January 10, 2012

January 10, 2012

Fr. Justin Sheehan, OCSO

 

Saint Gregory of Nyssa

Gregory of Nyssa is one of those endearing saints who actually work at a past that they have to forget before they can praise God by the splendor of their life and teaching. He was born in Caesarea about the year 334, the younger brother of St Basil, and in his youth, he was only a reluctant Christian, largely because his family was Christian.

When he was twenty years old, the relics of the Forty Martyrs of Sebaste were transferred to the family chapel at Annesi, and that made a big impression on Gregory’s faith. He became a practicing Christian and a lector. But he gave up that ministry in order to become a rhetorician like his father. But his strong-minded brother Basil had other ideas. Basil was engaged in a struggle with the Arian Emperor Valens, and as part of his struggle, Basil made poor Gregory become Bishop of Nyssa, which was a small one-horse town ten miles from Caesarea. Gregory knew perfectly well that it wasn’t going to work, and he described his ordination as the most miserable day of his life. He didn’t have some of the qualities you need as a bishop - or for that matter, as an abbot - qualities such as tact and understanding, and he had no sense of the value of money. That led to a false accusation that he was embezzling Church funds, and so Gregory went into hiding for two years, and didn’t return to his diocese until the emperor Valens died in 378.

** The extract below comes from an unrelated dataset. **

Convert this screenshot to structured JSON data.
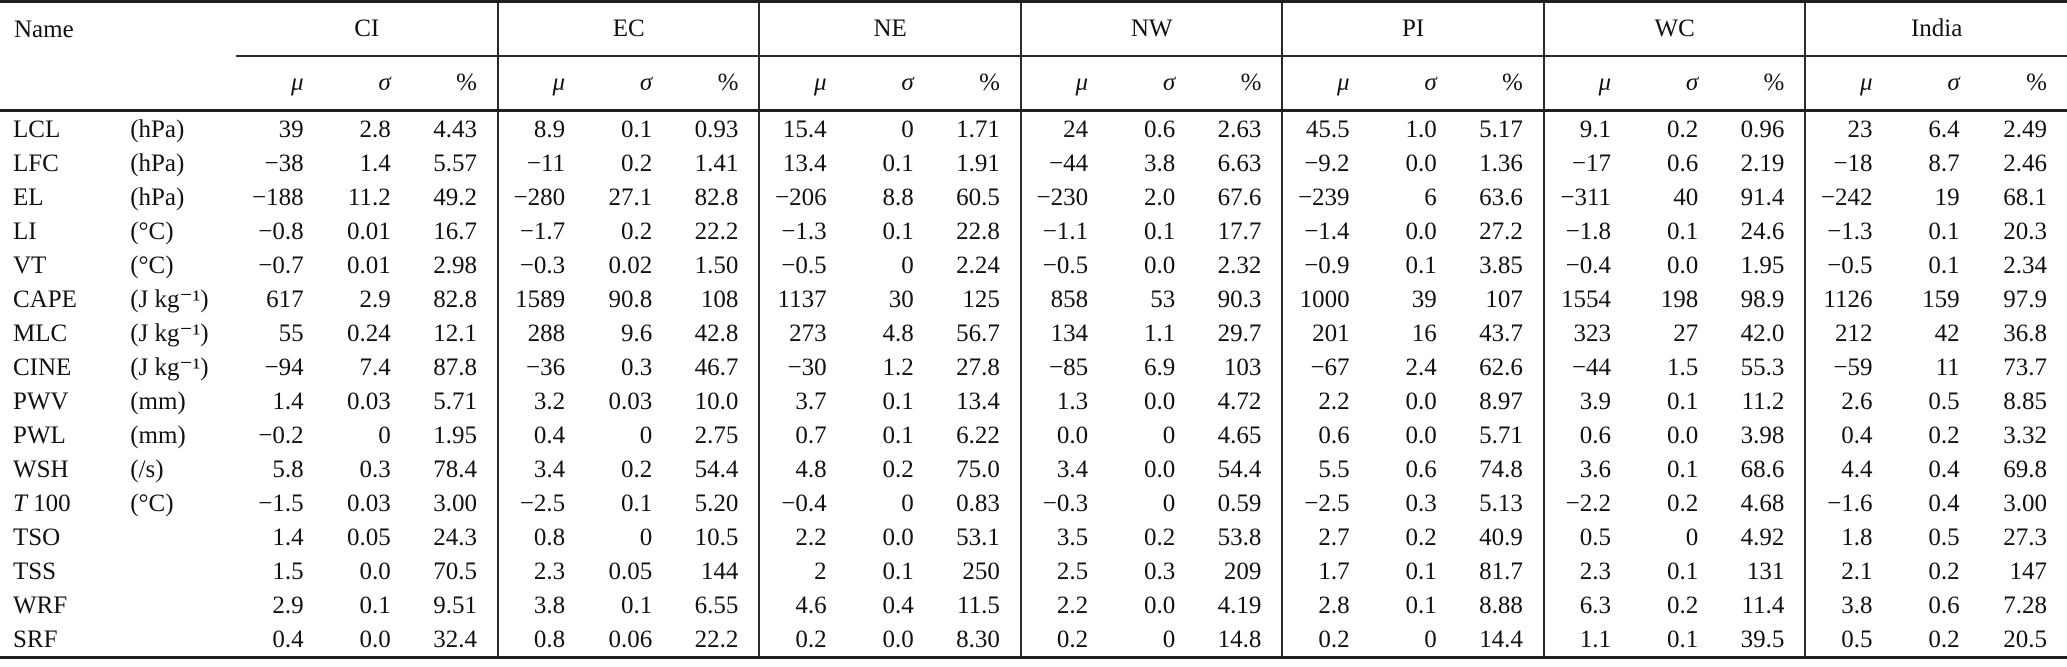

Although he resented being dominated by his brother, Gregory was shocked by Basil’s death in 379. Several months later, he got another shock: his dear sister Macrina was dying. Gregory went back to Annesi and talked with her for two days about death, and the soul, and the meaning of the resurrection. Choking with asthma, Macrina died in her brother’s arms, and she too is venerated as a saint by the Church.

 

The death of his brother and sister in so short a time was a major blow to Gregory, but it also freed him to develop as a deeper and richer philosopher and theologian. He shows a genuine delight in nature in his treatise On the Making of Man. He gives us a glimpse of his contemplative and mystical nature in his Life of Moses, and again in his

Commentary on the Song of Songs.

In 381, Gregory attended the Second Ecumenical Council at Constantinople, where he was honored as the "pillar of the Church". And yet it’s not because he was a great theologian that we honor him today as a saint. Sanctity is not the result of intellectual efforts. It is union with Truth with a capital T. And this union with truth comes not from knowledge but from love. The Holy Spirit, the Spirit of Love, took Gregory with all his resentments and lack of social graces, his need to know and to love, and guided him to final union with God. His intellectual gifts became a precious instrument in the hands of Divine Love. May we too allow ourselves to be led by the Holy Spirit, so that our love for God may lead to an ever deeper knowledge of him.